Sobrevoa o pais
uma pergunta que não quer calar: de onde vem tanto ódio? Amizades desfeitas, intolerância
à diferença, discussões atravessadas de agressividade, transbordamentos de
afetos que não podem ser resumidos e muito menos simplificados. Espanta-me a
ausência absoluta de uma escuta ou de uma fala psicanalítica, que coloque o
povo brasileiro no divã. Muitas
coisas estão fora da ordem e do alcance mais significativo do que acontece no
íntimo de pessoas massacradas por informações contraditórias, que geram um caos
psíquico que não propicia um saber de fato e sim, opiniões advindas de um
fanatismo improdutivo e ignorante, entre o “lado de lá e o lado de cá”. Sabedoria é uma palavra rara nos dias de
hoje. O país foi assaltado de várias formas, inclusive em seu bom senso e
lucidez, que certamente devem estar em algum banco suíço. O povo é que foi golpeado, usurpado em seus diretos de cidadão que paga impostos altíssimos e não tem um sistema de sáude e de educação dignos. Haja visto o que acontece no mometo com epidemias gravíssimas , muitas vezes causadas por falta de saneamento básico nas regióes mais pobres do Brasil.

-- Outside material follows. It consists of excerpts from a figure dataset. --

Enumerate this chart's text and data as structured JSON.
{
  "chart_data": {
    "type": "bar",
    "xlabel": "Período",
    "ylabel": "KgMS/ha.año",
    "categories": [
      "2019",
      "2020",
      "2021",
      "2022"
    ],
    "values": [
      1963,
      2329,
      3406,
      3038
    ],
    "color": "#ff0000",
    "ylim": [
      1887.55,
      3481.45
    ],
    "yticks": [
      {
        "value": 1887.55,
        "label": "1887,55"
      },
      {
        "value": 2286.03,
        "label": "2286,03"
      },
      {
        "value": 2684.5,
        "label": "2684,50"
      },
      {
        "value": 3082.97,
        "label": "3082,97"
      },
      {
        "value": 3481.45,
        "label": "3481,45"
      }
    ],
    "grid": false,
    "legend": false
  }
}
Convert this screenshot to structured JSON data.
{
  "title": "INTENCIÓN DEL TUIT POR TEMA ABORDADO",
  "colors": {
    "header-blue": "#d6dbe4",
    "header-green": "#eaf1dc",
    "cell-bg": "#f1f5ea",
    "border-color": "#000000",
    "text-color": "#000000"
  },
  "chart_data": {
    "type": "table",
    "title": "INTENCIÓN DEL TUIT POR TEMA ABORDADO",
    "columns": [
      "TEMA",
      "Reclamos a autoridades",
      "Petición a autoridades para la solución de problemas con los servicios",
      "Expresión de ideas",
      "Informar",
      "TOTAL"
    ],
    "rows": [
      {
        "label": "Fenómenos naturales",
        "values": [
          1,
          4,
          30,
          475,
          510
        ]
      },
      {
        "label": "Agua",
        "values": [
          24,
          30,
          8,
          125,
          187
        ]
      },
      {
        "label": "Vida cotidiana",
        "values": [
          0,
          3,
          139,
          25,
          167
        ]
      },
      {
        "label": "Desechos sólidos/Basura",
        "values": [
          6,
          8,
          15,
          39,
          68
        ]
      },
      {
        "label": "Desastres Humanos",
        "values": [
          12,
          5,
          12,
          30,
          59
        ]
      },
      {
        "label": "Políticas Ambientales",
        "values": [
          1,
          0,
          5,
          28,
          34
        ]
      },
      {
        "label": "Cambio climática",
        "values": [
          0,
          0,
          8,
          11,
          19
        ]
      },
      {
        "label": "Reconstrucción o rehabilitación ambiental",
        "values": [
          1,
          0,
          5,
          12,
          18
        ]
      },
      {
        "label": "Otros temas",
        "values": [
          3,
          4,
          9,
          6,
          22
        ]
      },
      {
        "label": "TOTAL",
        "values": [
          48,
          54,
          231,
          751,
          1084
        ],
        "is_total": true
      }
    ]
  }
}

O olhar que os estrangeiros tem do país que vai sediar um dos maires eventos do mundo é de horror. Certos aspectos humanos estão mais ativos do que nunca. Por
exemplo, que tal tentarmos ver esse ódio que grassa, como algo que subjaz a um
ressentimento histórico que habita a alma do povo brasileiro? Quantas
esperanças frustradas, quantos crimes impunes, quanta injustiça e dor com
perdas, quanto sufoco passado em filas intermináveis, quanta falta de cuidado
do governo com seu povo sofrido? Quanta banalização, quanta espera na porta de
hospital, quanta luta por um colégio para o filho, quanta violência, quanta
insegurança, quanto medo, enfim, isso tudo que acaba tornando a vida sem
brilho, desesperançada. Essa é a porta de passagem para a idealização e o
ressentimento, para a mágoa de quem se vê logrado por alguém em quem deveria
poder confiar. “O ressentido não pensa: eu me enganei e sim: fui enganado.”(
Kehl, 2004, pag 49 ). Embutida na palavra ressentimento, está a idéia de que o
dito não foi validado. Algo prometido não foi cumprido. É o que Ferenczi, que
ampliou Freud, chamava de “desmentido”. E se tomarmos essa premissa no âmbito
do sintoma social em curso, onde um sistema assistencialista afirma que “nunca antes na história desse país
determinadas coisas aconteceram”, em que “dádivas” foram ofertadas como moeda
de troca por votos, o que esperar agora que delatores desesperados com suas
próprias peles entregam o ouro dos bandidos? Tudo isso e mais alguma coisa desaguou num
ódio intenso e incontido. É o ressentimento como defesa necessária para a integridade
narcísica do próprio eu. Como um refúgio protetor contra o desamparo iminente ,
o ressentimento impede a desestruturação do psiquismo face ao excesso de ódio.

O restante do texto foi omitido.